マルティン・フィエロが官憲に追い詰められ、万事休すとなったとき、クルスという警官が助けに入った。この男を殺すことだけはあってはならないと。
その話をボルヘスは「タデオ・イシドロ・クルスの伝記」という短編に展開した。ボルヘスの解釈によれば、「どれほど長く入り組んだものであっても、あらゆる運命は実のところたった一瞬から成っている。つまり、人が自分が誰なのかを永遠に知る瞬間のことである」(木村榮一訳)。
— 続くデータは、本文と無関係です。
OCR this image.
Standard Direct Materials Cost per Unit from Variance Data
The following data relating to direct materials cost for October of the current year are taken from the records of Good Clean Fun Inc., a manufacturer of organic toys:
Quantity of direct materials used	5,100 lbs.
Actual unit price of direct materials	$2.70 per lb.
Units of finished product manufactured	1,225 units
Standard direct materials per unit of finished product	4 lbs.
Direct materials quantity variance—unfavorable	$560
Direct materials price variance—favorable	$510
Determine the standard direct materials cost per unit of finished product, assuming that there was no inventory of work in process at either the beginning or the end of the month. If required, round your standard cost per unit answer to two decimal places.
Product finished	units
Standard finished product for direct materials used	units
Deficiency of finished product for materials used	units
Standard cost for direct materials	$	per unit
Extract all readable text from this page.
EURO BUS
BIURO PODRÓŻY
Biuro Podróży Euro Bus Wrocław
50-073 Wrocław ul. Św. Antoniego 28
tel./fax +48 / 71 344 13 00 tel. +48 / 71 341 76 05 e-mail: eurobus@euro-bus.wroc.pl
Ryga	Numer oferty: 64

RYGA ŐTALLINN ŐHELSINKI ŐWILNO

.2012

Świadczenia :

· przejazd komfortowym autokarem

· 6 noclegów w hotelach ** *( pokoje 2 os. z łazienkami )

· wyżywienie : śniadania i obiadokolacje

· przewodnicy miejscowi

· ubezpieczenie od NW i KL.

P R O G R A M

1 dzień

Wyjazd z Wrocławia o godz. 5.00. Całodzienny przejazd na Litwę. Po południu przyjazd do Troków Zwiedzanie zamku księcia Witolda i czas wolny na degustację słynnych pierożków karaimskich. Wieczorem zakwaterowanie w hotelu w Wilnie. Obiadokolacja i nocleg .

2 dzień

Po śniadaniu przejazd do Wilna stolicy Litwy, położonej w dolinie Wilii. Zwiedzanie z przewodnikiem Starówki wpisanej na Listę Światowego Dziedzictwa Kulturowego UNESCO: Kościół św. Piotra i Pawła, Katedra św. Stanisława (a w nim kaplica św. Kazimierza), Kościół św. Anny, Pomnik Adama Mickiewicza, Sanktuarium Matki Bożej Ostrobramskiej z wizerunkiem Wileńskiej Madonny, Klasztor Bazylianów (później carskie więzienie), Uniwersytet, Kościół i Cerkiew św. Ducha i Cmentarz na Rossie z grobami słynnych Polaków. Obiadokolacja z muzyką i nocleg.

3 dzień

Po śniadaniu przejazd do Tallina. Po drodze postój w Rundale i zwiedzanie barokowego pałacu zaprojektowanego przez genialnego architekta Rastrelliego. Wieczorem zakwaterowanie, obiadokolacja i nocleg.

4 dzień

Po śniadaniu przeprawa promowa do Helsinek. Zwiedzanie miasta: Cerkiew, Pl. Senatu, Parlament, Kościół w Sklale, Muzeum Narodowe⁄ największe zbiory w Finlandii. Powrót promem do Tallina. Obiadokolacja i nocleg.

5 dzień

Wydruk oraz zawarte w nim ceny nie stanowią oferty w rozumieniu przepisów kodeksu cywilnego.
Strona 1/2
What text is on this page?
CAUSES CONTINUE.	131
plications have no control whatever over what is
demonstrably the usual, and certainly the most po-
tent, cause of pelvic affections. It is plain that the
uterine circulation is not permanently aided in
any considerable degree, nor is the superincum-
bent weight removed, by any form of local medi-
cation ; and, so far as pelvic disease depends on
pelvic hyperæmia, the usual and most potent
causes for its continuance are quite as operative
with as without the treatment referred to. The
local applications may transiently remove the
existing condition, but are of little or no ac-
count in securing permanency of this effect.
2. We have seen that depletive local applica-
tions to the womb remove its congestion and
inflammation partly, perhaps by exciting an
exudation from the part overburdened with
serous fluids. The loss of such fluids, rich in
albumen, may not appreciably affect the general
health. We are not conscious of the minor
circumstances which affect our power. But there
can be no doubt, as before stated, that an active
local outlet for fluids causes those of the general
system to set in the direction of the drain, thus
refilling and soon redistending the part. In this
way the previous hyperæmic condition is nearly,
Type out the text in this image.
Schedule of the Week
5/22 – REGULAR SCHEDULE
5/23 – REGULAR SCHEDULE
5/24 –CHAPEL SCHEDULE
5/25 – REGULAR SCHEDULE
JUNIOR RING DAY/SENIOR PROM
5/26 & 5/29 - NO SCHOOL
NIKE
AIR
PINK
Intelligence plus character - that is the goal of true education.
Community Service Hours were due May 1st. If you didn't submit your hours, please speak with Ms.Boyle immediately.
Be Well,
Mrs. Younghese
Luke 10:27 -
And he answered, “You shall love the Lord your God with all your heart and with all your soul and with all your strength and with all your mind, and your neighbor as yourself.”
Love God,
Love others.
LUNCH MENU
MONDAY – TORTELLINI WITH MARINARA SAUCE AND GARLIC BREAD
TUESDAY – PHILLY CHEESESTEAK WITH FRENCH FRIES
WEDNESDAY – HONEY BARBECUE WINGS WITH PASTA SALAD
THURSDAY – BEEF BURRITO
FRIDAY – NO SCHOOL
木村榮一が「サケビ鳥」と訳したチャハーが泣いた瞬間、クルスは自分がフィエロであると知り、フィエロの側につく。
アウレリャノ・ブエンディア大佐が銃殺されようとする瞬間、銃殺隊を率いていたロケ・カルニセロは、アウレリャノを殺してはならないと気づき、連れたってさらなる反乱に旅立つ。
クルスもカルニセロも寝返ったのではない。彼らは運命として正しい側についたのだ。裏切りではなく、自覚だ。
誰かの耳元で運命を告げる鳥チャハーが泣くこと、¡Basta ya! と叫ぶべきだと気づくこと。明日の準備をしながら今日、そんなことを待望している。